The al-Buraq Mosque () is a subterranean mosque next to the Western Wall, located in the southwest corner of the Masjid al-Aqsa compound in the Old City of Jerusalem. This mosque is called al-Buraq Mosque because of a ring that is nailed to its wall where Muslims believe Muhammad tied the Buraq that carried him from the al-Haram Mosque to the al-Aqsa Mosque during the Night Journey.

History 
The mosque is located inside the vaulted passage that once led to Barclay's Gate, which is at the south end of the Western Wall. The inside of the gate, which served as an entrance to the compound during the early Islamic period, is currently known as al-Buraq Mosque. The entrance to the underground structure faces north and immediately left of the Moors' Gate (Bāb al-Magharibah).

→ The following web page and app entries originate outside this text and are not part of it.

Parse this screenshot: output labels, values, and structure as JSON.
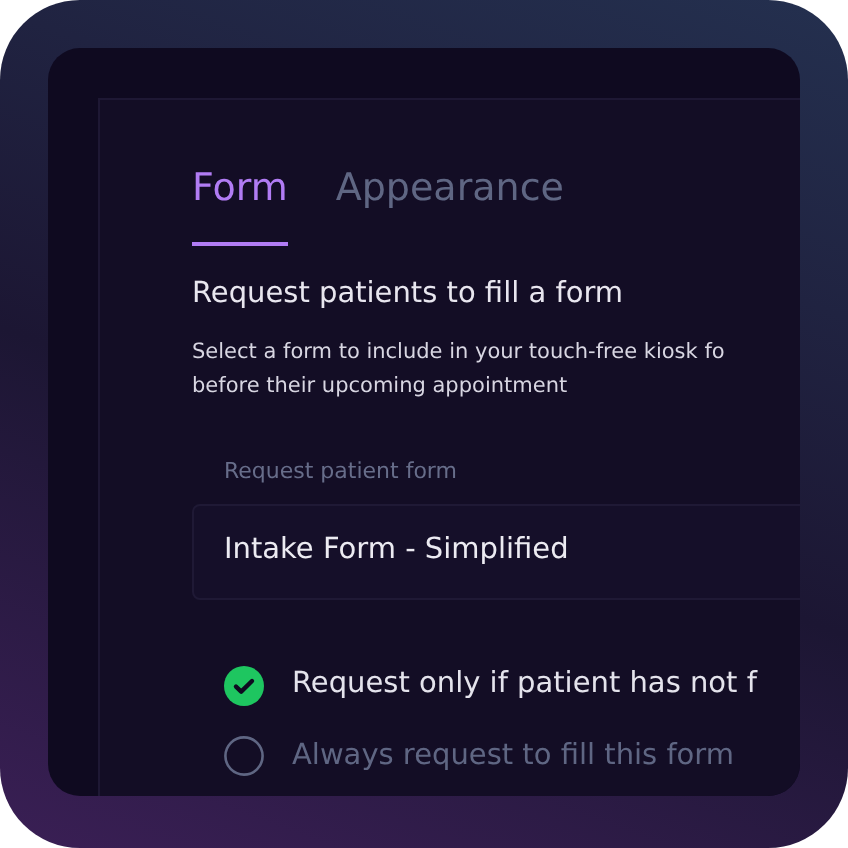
{
  "tabs": [
    {
      "label": "Form",
      "selected": true
    },
    {
      "label": "Appearance",
      "selected": false
    }
  ],
  "section": {
    "title": "Request patients to fill a form",
    "description_lines": [
      "Select a form to include in your touch-free kiosk fo",
      "before their upcoming appointment"
    ]
  },
  "field": {
    "label": "Request patient form",
    "value": "Intake Form - Simplified"
  },
  "options": [
    {
      "label": "Request only if patient has not f",
      "checked": true
    },
    {
      "label": "Always request to fill this form",
      "checked": false
    }
  ]
}
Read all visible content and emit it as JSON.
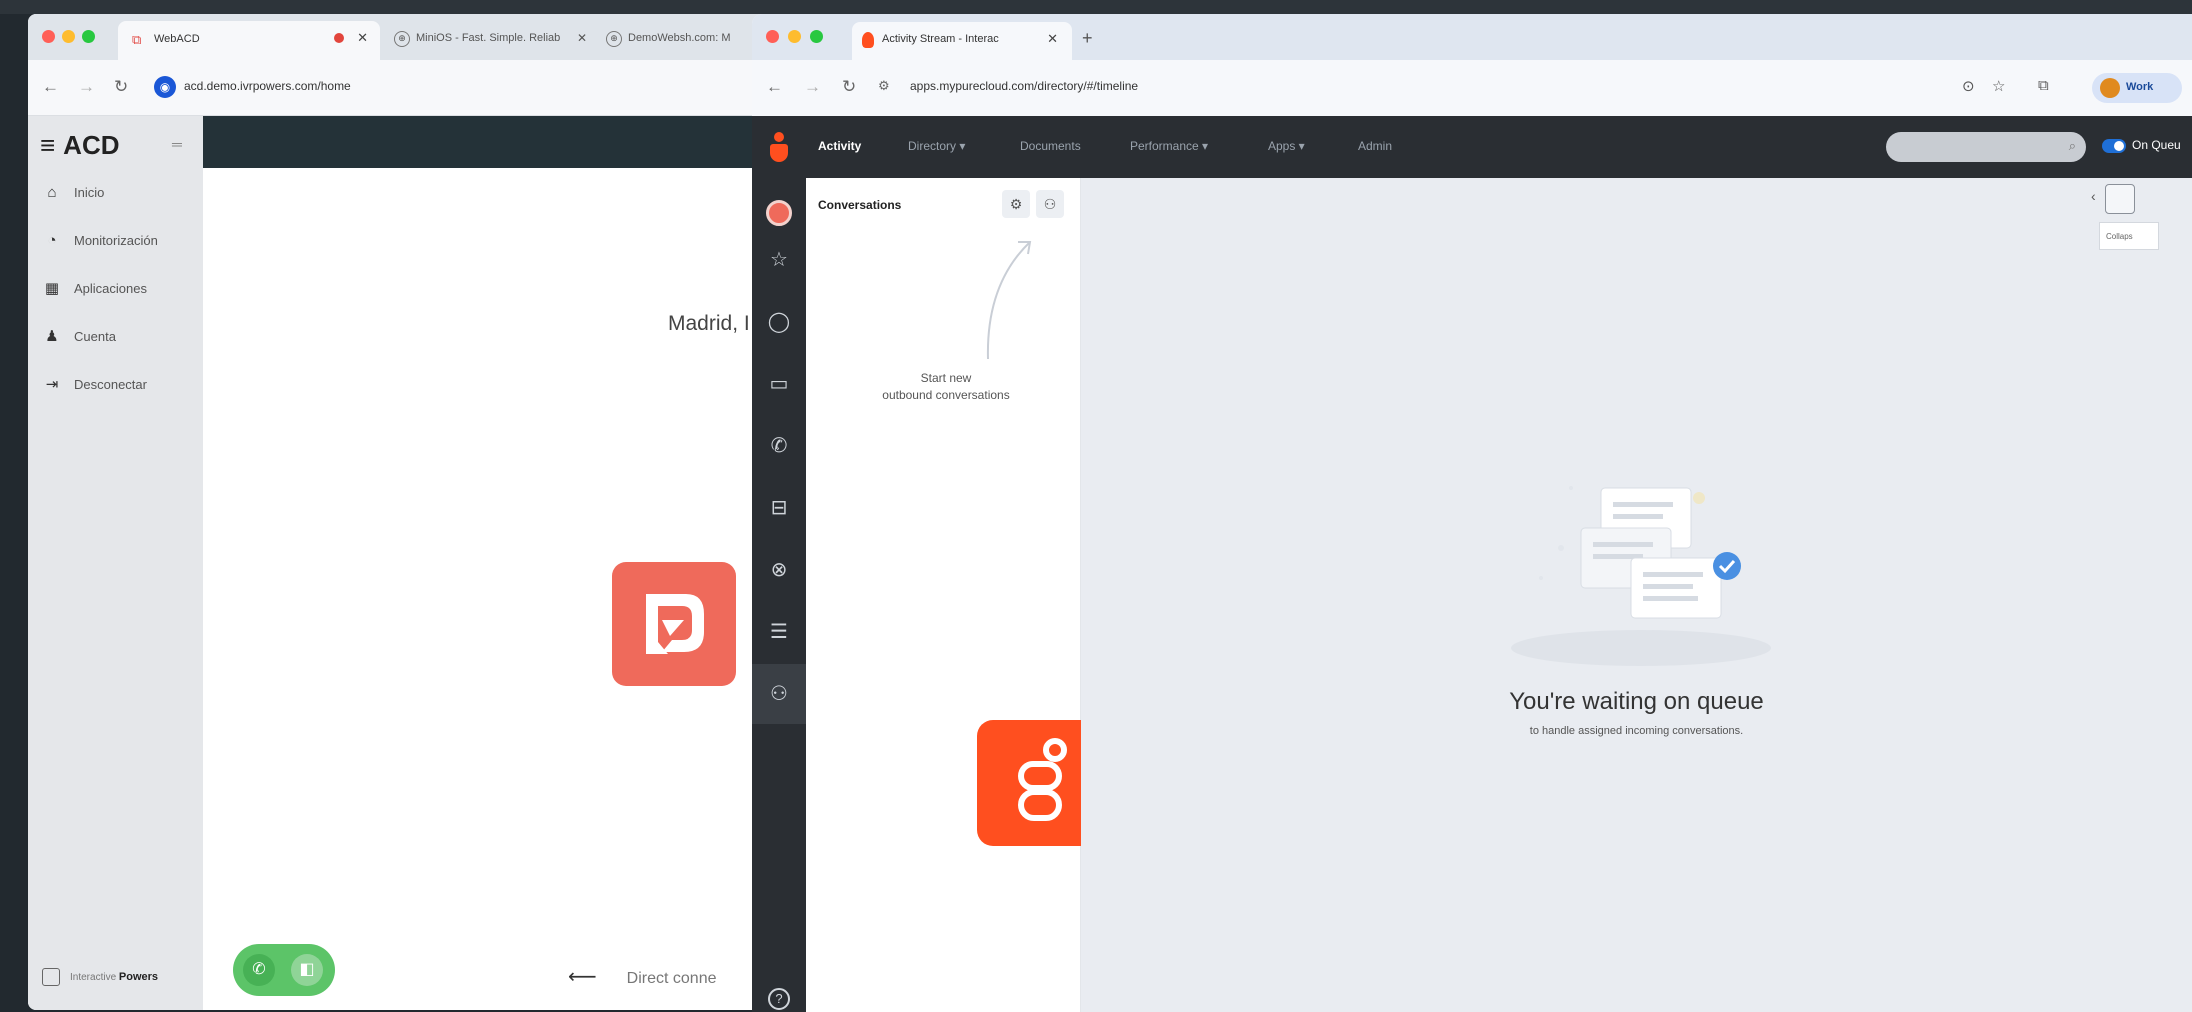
{
  "left_window": {
    "tab_active_title": "WebACD",
    "tab2_title": "MiniOS - Fast. Simple. Reliab",
    "tab3_title": "DemoWebsh.com: M",
    "url": "acd.demo.ivrpowers.com/home",
    "brand": "ACD",
    "sidebar_items": [
      {
        "label": "Inicio",
        "icon": "home-icon"
      },
      {
        "label": "Monitorización",
        "icon": "dashboard-icon"
      },
      {
        "label": "Aplicaciones",
        "icon": "apps-icon"
      },
      {
        "label": "Cuenta",
        "icon": "user-icon"
      },
      {
        "label": "Desconectar",
        "icon": "logout-icon"
      }
    ],
    "footer_prefix": "Interactive",
    "footer_brand": "Powers",
    "city": "Madrid, I",
    "direct_text": "Direct conne"
  },
  "right_window": {
    "tab_active_title": "Activity Stream - Interac",
    "url": "apps.mypurecloud.com/directory/#/timeline",
    "work_label": "Work",
    "nav_items": [
      {
        "label": "Activity",
        "active": true
      },
      {
        "label": "Directory ▾",
        "active": false
      },
      {
        "label": "Documents",
        "active": false
      },
      {
        "label": "Performance ▾",
        "active": false
      },
      {
        "label": "Apps ▾",
        "active": false
      },
      {
        "label": "Admin",
        "active": false
      }
    ],
    "on_queue_label": "On Queu",
    "conversations_title": "Conversations",
    "start_hint_line1": "Start new",
    "start_hint_line2": "outbound conversations",
    "tooltip_text": "Collaps",
    "waiting_title": "You're waiting on queue",
    "waiting_sub": "to handle assigned incoming conversations."
  },
  "colors": {
    "genesys_orange": "#ff4f1f",
    "acd_logo": "#ef6a5b",
    "nav_dark": "#2a2e33",
    "call_green": "#5cc468"
  }
}
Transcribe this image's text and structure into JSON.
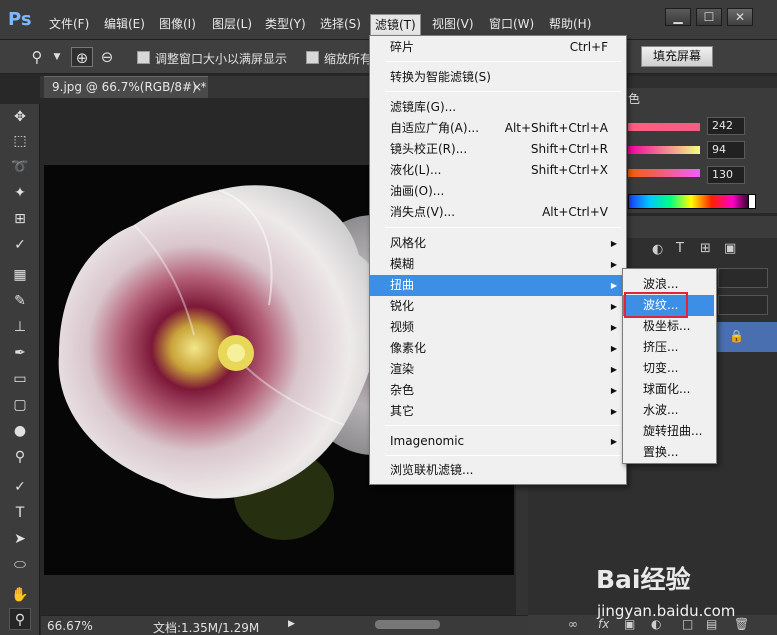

Temple Mount traditionalists identify Barclay's Gate with the Kiponus Gate, mentioned as the western gate of the outer court in the Mishnah (Middot 3:1). They also suppose that the Kiponus Gate was named after Coponius (AD 6-9), a Roman procurator, thus one of the four gates described by Josephus.

Architecture 
According to Barclay's and his followers' archeological researches, the gate measures 5.06 metres in width and 8.80 metres in height of the doorway, which provides insight into the dimensions of the mosque. According to archeological sites, this gate was used as an entrance to the Temple Mount during the Umayyad period, in connection with structural features, such as the chamfered edge: a distinctive feature of all Umayyad gates in the vicinity, such as the Golden Gate and the Double Gate. A sign outside the mosque indicates that it dates back to the Mamluk period. Overall, the gate passage was in use until some time after AD 985, when it was blocked and changed into a cistern adjacent to al-Buraq Mosque. Even though the main gate of al-Buraq Mosque located in the Western Wall is permanently sealed, the mosque is still accessible for worship from another entrance in the Temple Mount's western portico (riwāq).